Primeiro a ideia (e o drama). Em 1999, depois de uma sucessão de vertiginosas abordagens ao presente e de novos desafios assumidos no gume da invenção, David Bowie fez de “hours…” o primeiro momento de uma nova etapa na qual decidiu olhar sobre si mesmo, encarando o passado numa perspetiva traçada a partir do presente que então vivia. Da pietá que ele mesmo protagonizava na fotografia da contracapa às imagens do teledisco de “Thursday’s Child”, nas quais encarava um “eu” de outros tempos (algo que seria retomado em “The Stars Are Out Tonight, 14 anos depois), passando por evidentes reflexões sobre ecos dos tempos de “Hunky Dory”, o disco abria uma nova fresta e via de comunicação entre presente e passado. Quis então Bowie reforçar essa mesma relação com o seu passado num projeto seguinte para o qual, contando com a solidez da (magnífica) banda que então o acompanhava, resolveu regravar canções de um tempo que muitos haviam ignorado. Focou-se sobretudo em memórias dos primeiros singles e de outras composições criadas, sobretudo nos anos 60, umas delas, na origem, traduzindo o desnorte de quem não tinha ainda encontrado uma identidade. Revisitadas, num tempo em que, pelo contrário, em Bowie ninguém há muito podia questionar as noções de identidade ou expressões de “autor”, as canções que tinham cruzado o tempo quase anónimas ganhavam novo fulgor, viço e capacidade de comunicar. De resto, quando se fez então à estrada para apresentar algumas das canções de “hours…” já levava consigo uma nova versão de “Can’t Help Thinking About Me”, um single esquecido de 1966. Contudo, e com o alinhamento de “Toy” gravado e pronto a ganhar forma como disco, a editora para a qual então trabalhava (a Virgin) não mostrou aparentemente interesse no projeto e não lançou o álbum. Bowie mudou de cada. Fundou a sua editora (a ISO Records), mas na hora de se estrear como editor optou por criar um novo álbum (“Heathen”), deixando os ecos de “Toy” surgir em lados B, faixas adicionais em edições especiais, e pouco mais…

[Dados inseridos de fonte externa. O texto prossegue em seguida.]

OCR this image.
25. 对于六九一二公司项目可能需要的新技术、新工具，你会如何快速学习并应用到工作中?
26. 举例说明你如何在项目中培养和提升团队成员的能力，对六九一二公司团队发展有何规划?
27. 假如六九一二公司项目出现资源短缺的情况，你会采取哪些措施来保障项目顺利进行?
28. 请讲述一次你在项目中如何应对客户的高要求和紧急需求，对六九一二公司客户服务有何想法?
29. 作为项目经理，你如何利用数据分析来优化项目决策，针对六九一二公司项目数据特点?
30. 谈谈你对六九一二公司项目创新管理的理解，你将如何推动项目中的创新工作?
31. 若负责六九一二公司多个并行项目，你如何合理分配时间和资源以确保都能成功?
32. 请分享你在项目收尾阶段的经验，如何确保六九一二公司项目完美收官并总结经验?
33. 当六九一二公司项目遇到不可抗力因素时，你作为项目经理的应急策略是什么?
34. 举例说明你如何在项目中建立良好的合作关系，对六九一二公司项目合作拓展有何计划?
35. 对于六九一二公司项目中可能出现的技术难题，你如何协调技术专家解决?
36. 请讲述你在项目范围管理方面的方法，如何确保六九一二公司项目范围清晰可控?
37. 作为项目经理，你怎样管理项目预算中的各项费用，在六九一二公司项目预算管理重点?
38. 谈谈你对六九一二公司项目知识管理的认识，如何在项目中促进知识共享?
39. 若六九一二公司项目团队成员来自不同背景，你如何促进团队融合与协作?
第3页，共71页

Com o passar dos anos “Toy” transformou-se num mito, mesmo perante a edição de um bootleg que procurava recriar o disco nunca editado… Até que, em finais de 2021, integrado na caixa “Brilliant Adventures”, que junta a obra de Bowie de 1992 a 2000, eis que finalmente as canções de “Toy” ganham vida “oficial”, surgindo agora em edição individualizada, acrescentando ao álbum uma série de takes adicionais que permitem reencontrar etapas da sua própria gravação. A pulsão elétrica que Bowie tinha desenvolvido e afinado em alguns dos momentos de “hours” (e que  retomaria depois tanto em “Reality” como “The Next Day”) define o corpo das novas visões que estas canções de outros tempos ganham em “Toy”. O músculo de “Can’t Help Thinking About Me” ou “I Dig Everything”, a elegância clássica de “Karma Man” ou “Baby Loves That Way”, a maravilha durante muito tempo esquecida que é “Conversdation Piece” e a dimensão teatral de “London Boys” (aqui a piscar olho a ecos do álbum de 1967) são apenas algumas das (belas) pistas que fazem do encontro com “Toy” um momento de delícia que não deixa de lançar uma questão desconcertante: porque ficou este disco na gaveta em 2000? Talvez a inexistência de uma mais dinâmica cultura de relacionamento com memórias da cultura pop/rock que as primeiras décadas do século XXI entretanto cimentou (basta ver o poder das séries de arquivo de Dylan ou dos Rolling Stones) não deu confiança à editora perante a ideia de um álbum que “olhava para trás”… Enfim. De más opções está a história da música cheia. Não houve um executivo da Polydor que recusou os Beatles há precisamente 60 anos, em inícios de janeiro de 1962?… Nada de novo, portanto. Faz parte.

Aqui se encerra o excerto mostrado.